Gerrit Imsieke ran Saxon in profiling mode and discovered that, as mentioned in the previous section, merging the list of seen attributes was very slow. Not merging them saved a lot of time but produced wrong answers.
This is when the author started to suspect that the entire input was being kept in memory. The Saxon uri-collection() function was being called with a stable=no parameter, which the documentation seemed to suggest would mean the documents would not need to be kept in memory.
It appears, based on testing, that in fact stable=no simply means that calling uri-collection() multiple times in the same run might not always return the same set of document URIs (filenames). It does not mean that the documents themselves are not guaranteed to be stable, and hence does not mean the documents are not kept in memory.
In the end what worked was processing each input document in an external stylesheet, called using the XPath 3 fn:transform() function. Since each invocation of XSLT was separate, it seemed memory was not retained between them, and FreqX ran much faster.
xsl:sequence select="transform( map { 'stylesheet-location' : $process-file-xsl, 'initial-template' : QName((), 'initial-template'), 'stylesheet-params' : map { QName('http://www.delightfulcomputing.com/', 'freqx-control-doc') : $freqx-control-doc, QName('http://www.delightfulcomputing.com/', 'freqx-input-uri') : $this?name } } )?output/*" />
Performance can to some extent be measured using the builtin profiling
in Saxon; an alternative is to transform the XSLT style sheet to add
xsl:message
instructions at the start and end of each
template of interest, and then to analyze timestamps on the log
file.
Since XPath functions are deterministic, functions such as fn:current-time() always return the same value within a single XSLT episode.

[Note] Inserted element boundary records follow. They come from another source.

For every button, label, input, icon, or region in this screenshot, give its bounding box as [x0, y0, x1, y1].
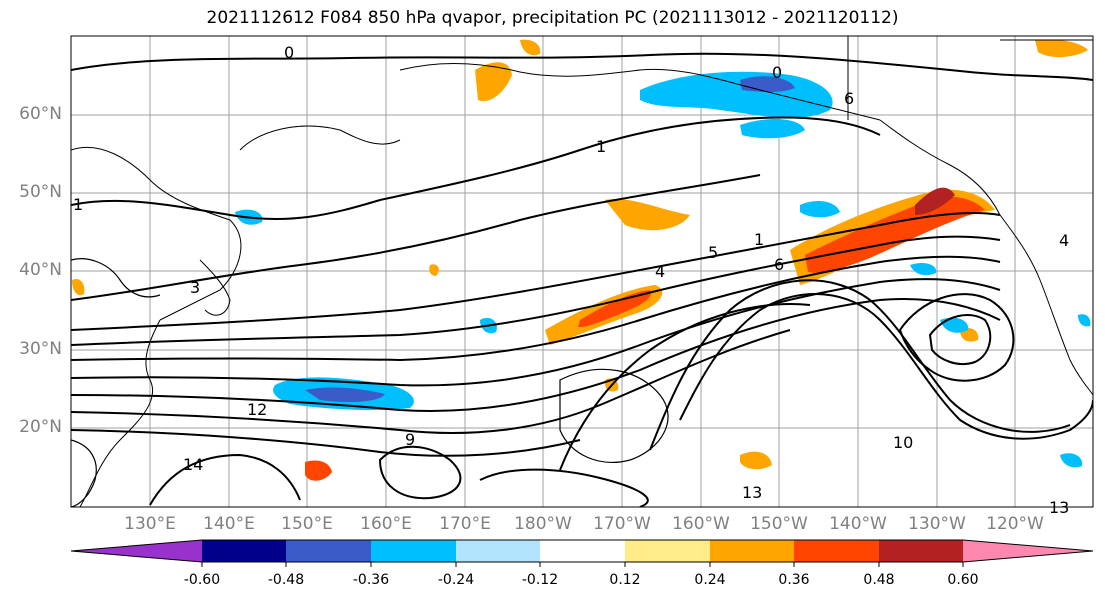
contour-label: 10	[893, 433, 913, 452]
colorbar-segment	[625, 540, 710, 562]
lat-label: 40°N	[19, 260, 62, 280]
colorbar-segment	[371, 540, 456, 562]
contour-label: 4	[1059, 231, 1069, 250]
colorbar-tick-label: 0.48	[863, 572, 895, 588]
colorbar-tick-label: -0.48	[267, 572, 305, 588]
lon-label: 160°E	[360, 514, 412, 534]
contour-label: 13	[1049, 498, 1069, 517]
colorbar-tick-label: -0.36	[352, 572, 390, 588]
qvapor-contours	[71, 52, 1093, 507]
colorbar-tick-label: 0.12	[609, 572, 641, 588]
lon-label: 130°E	[124, 514, 176, 534]
colorbar-tick-label: 0.36	[778, 572, 810, 588]
plot-frame	[70, 35, 1094, 508]
lon-label: 170°W	[593, 514, 651, 534]
lon-label: 130°W	[908, 514, 966, 534]
lon-label: 170°E	[439, 514, 491, 534]
contour-label: 6	[774, 255, 784, 274]
contour-label: 13	[742, 483, 762, 502]
lon-label: 150°E	[281, 514, 333, 534]
colorbar-segment	[540, 540, 625, 562]
precip-negative-shading	[235, 71, 1091, 468]
colorbar-tick-label: -0.24	[437, 572, 475, 588]
colorbar	[70, 539, 1094, 567]
colorbar-segment	[794, 540, 879, 562]
lon-label: 160°W	[672, 514, 730, 534]
lat-label: 50°N	[19, 182, 62, 202]
lon-label: 140°E	[203, 514, 255, 534]
lat-label: 20°N	[19, 417, 62, 437]
colorbar-segment	[286, 540, 371, 562]
contour-label: 0	[284, 43, 294, 62]
colorbar-tick-label: -0.12	[521, 572, 559, 588]
colorbar-segment	[456, 540, 540, 562]
contour-label: 3	[190, 278, 200, 297]
lat-label: 60°N	[19, 104, 62, 124]
contour-label: 5	[708, 243, 718, 262]
qvapor-contours-thin	[71, 258, 669, 507]
contour-label: 6	[844, 89, 854, 108]
contour-label-group: 0 0 1 1 3 4 5 6 9 12 10 13 13 14 6 4 1	[73, 43, 1069, 517]
contour-label: 9	[405, 430, 415, 449]
contour-label: 14	[183, 455, 203, 474]
contour-label: 1	[73, 195, 83, 214]
lon-label: 180°W	[514, 514, 572, 534]
colorbar-extend-low	[71, 540, 202, 562]
colorbar-segment	[710, 540, 794, 562]
lat-label: 30°N	[19, 339, 62, 359]
contour-label: 12	[247, 400, 267, 419]
lon-label: 150°W	[750, 514, 808, 534]
colorbar-segment	[202, 540, 286, 562]
colorbar-tick-label: 0.60	[947, 572, 979, 588]
contour-label: 1	[754, 230, 764, 249]
colorbar-segment	[879, 540, 963, 562]
contour-label: 1	[596, 137, 606, 156]
map-title: 2021112612 F084 850 hPa qvapor, precipit…	[206, 8, 899, 28]
colorbar-tick-label: -0.60	[183, 572, 221, 588]
colorbar-tick-label: 0.24	[694, 572, 726, 588]
lon-label: 120°W	[986, 514, 1044, 534]
contour-label: 0	[772, 63, 782, 82]
lon-label: 140°W	[829, 514, 887, 534]
colorbar-extend-high	[963, 540, 1093, 562]
contour-label: 4	[655, 262, 665, 281]
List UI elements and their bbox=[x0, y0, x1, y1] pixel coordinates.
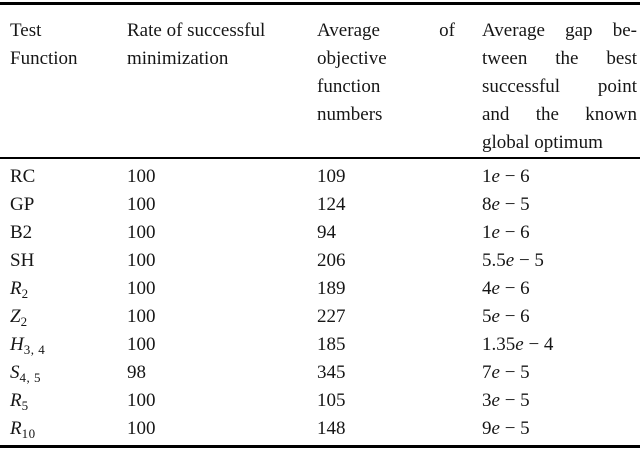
header-line: global optimum bbox=[482, 132, 603, 153]
cell-avg-objective: 94 bbox=[317, 221, 336, 243]
header-test-function: Test Function bbox=[10, 17, 127, 157]
cell-rate: 98 bbox=[127, 361, 146, 383]
cell-rate: 100 bbox=[127, 389, 156, 411]
table-body: RC 100 109 1e − 6 GP 100 124 8e − 5 B2 100 94 1e − … bbox=[0, 163, 640, 443]
cell-gap: 1.35e − 4 bbox=[482, 333, 554, 355]
cell-avg-objective: 189 bbox=[317, 277, 346, 299]
cell-gap: 7e − 5 bbox=[482, 361, 530, 383]
cell-test-function: GP bbox=[10, 193, 35, 215]
table-row: Z2 100 227 5e − 6 bbox=[0, 303, 640, 331]
cell-gap: 5e − 6 bbox=[482, 305, 530, 327]
header-rate: Rate of successful minimization bbox=[127, 17, 317, 157]
cell-avg-objective: 109 bbox=[317, 165, 346, 187]
header-line: minimization bbox=[127, 48, 229, 69]
cell-avg-objective: 185 bbox=[317, 333, 346, 355]
cell-gap: 1e − 6 bbox=[482, 165, 530, 187]
cell-rate: 100 bbox=[127, 333, 156, 355]
cell-avg-objective: 124 bbox=[317, 193, 346, 215]
cell-gap: 1e − 6 bbox=[482, 221, 530, 243]
table-row: R10 100 148 9e − 5 bbox=[0, 415, 640, 443]
table-header-row: Test Function Rate of successful minimiz… bbox=[0, 17, 640, 157]
table-row: S4, 5 98 345 7e − 5 bbox=[0, 359, 640, 387]
table-row: GP 100 124 8e − 5 bbox=[0, 191, 640, 219]
cell-test-function: RC bbox=[10, 165, 36, 187]
header-line: tween the best bbox=[482, 48, 637, 69]
cell-rate: 100 bbox=[127, 305, 156, 327]
table-mid-rule bbox=[0, 157, 640, 159]
cell-avg-objective: 148 bbox=[317, 417, 346, 439]
cell-rate: 100 bbox=[127, 193, 156, 215]
cell-rate: 100 bbox=[127, 277, 156, 299]
cell-avg-objective: 105 bbox=[317, 389, 346, 411]
header-line: Function bbox=[10, 48, 78, 69]
header-line: objective bbox=[317, 48, 387, 69]
header-line: Average of bbox=[317, 20, 455, 41]
cell-avg-objective: 206 bbox=[317, 249, 346, 271]
cell-gap: 5.5e − 5 bbox=[482, 249, 544, 271]
table-row: B2 100 94 1e − 6 bbox=[0, 219, 640, 247]
header-line: Average gap be- bbox=[482, 20, 637, 41]
cell-rate: 100 bbox=[127, 165, 156, 187]
cell-rate: 100 bbox=[127, 249, 156, 271]
cell-gap: 3e − 5 bbox=[482, 389, 530, 411]
cell-rate: 100 bbox=[127, 221, 156, 243]
cell-test-function: S4, 5 bbox=[10, 361, 41, 385]
table-row: R5 100 105 3e − 5 bbox=[0, 387, 640, 415]
header-average-gap: Average gap be- tween the best successfu… bbox=[482, 17, 637, 157]
cell-gap: 9e − 5 bbox=[482, 417, 530, 439]
table-row: R2 100 189 4e − 6 bbox=[0, 275, 640, 303]
cell-test-function: R10 bbox=[10, 417, 36, 441]
table-top-rule bbox=[0, 2, 640, 5]
table-row: RC 100 109 1e − 6 bbox=[0, 163, 640, 191]
cell-test-function: R5 bbox=[10, 389, 29, 413]
cell-gap: 4e − 6 bbox=[482, 277, 530, 299]
cell-test-function: B2 bbox=[10, 221, 33, 243]
table-bottom-rule bbox=[0, 444, 640, 448]
cell-test-function: H3, 4 bbox=[10, 333, 46, 357]
header-line: function bbox=[317, 76, 381, 97]
cell-rate: 100 bbox=[127, 417, 156, 439]
cell-test-function: Z2 bbox=[10, 305, 28, 329]
cell-test-function: SH bbox=[10, 249, 35, 271]
header-line: and the known bbox=[482, 104, 637, 125]
header-line: successful point bbox=[482, 76, 637, 97]
header-line: Test bbox=[10, 20, 42, 41]
cell-avg-objective: 345 bbox=[317, 361, 346, 383]
header-line: Rate of successful bbox=[127, 20, 266, 41]
table-row: SH 100 206 5.5e − 5 bbox=[0, 247, 640, 275]
cell-gap: 8e − 5 bbox=[482, 193, 530, 215]
table-row: H3, 4 100 185 1.35e − 4 bbox=[0, 331, 640, 359]
header-average-objective: Average of objective function numbers bbox=[317, 17, 482, 157]
cell-test-function: R2 bbox=[10, 277, 29, 301]
cell-avg-objective: 227 bbox=[317, 305, 346, 327]
header-line: numbers bbox=[317, 104, 383, 125]
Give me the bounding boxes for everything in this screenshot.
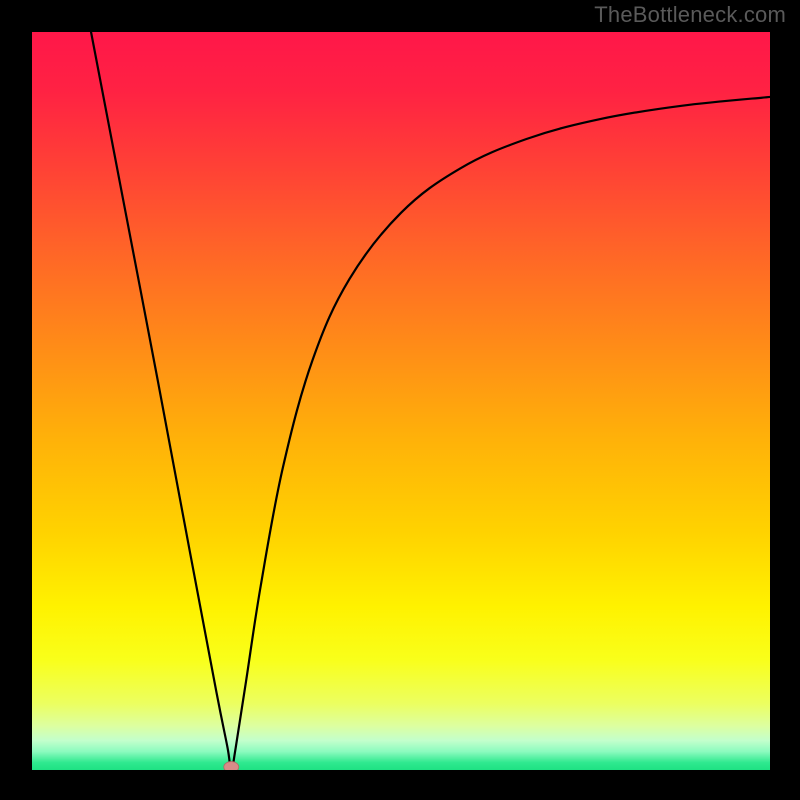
bottleneck-curve-chart	[32, 32, 770, 770]
watermark-text: TheBottleneck.com	[594, 2, 786, 28]
optimal-point-marker	[224, 762, 239, 770]
gradient-background	[32, 32, 770, 770]
chart-frame: TheBottleneck.com	[0, 0, 800, 800]
plot-area	[32, 32, 770, 770]
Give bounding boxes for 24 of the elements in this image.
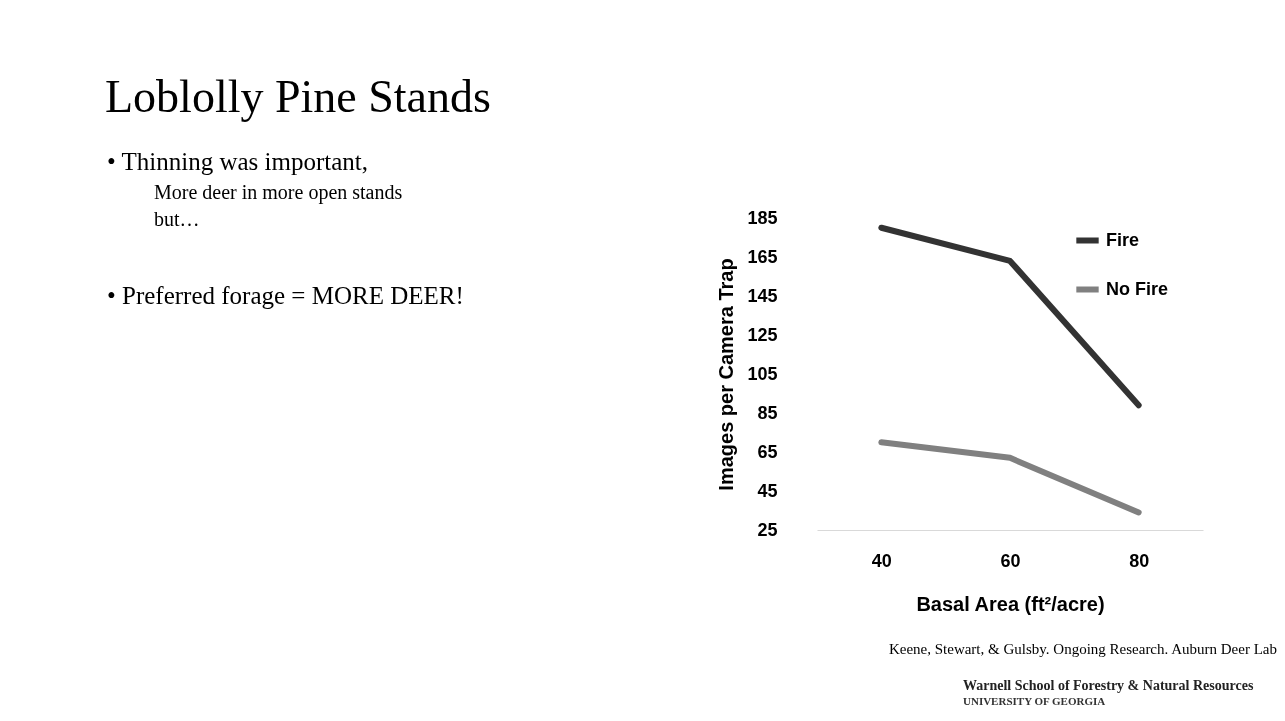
text: • Preferred forage = MORE DEER! <box>107 282 464 309</box>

Therefore the time for profiling must be reported either with a Java native method call, or by using an external tool such as the combination of ts and unbuffer from the Linux more-utils package. The ts command adds timestamps to each line of input. However, program standard output is buffered for efficiency and is delivered in clumps when the buffer is full. The unbuffer command can be used to prevent that buffering and get accurate timestamps.
Timings can also be obtained by separate runs of the external stylesheet that would be called using fn:transform(), and memory can be measured, for example on Linux or Unix systems with /usr/bin/time (time without the path is a built-in in many shells, including bash, that gives less information).
People running timings need to keep overall system activity in mind, as well as overall system memory usage.
In the case of FreqX, memory rose to over sixty gigabytes on a test collection, and it became clear it was keeping all of the documents in memory.
Changing FreqX to use fn:transform() on the result of doc($filename) did not help.
Passing $filename as a parameter to the external stylesheet did help: runtime was reduced dramatically, as was memory usage.
A further refinement was to keep namespace URIs as integer keys into a map instead of strings, but the additional complexity of passing that back from the external stylesheet did not seem justified; the author may return to this in the future.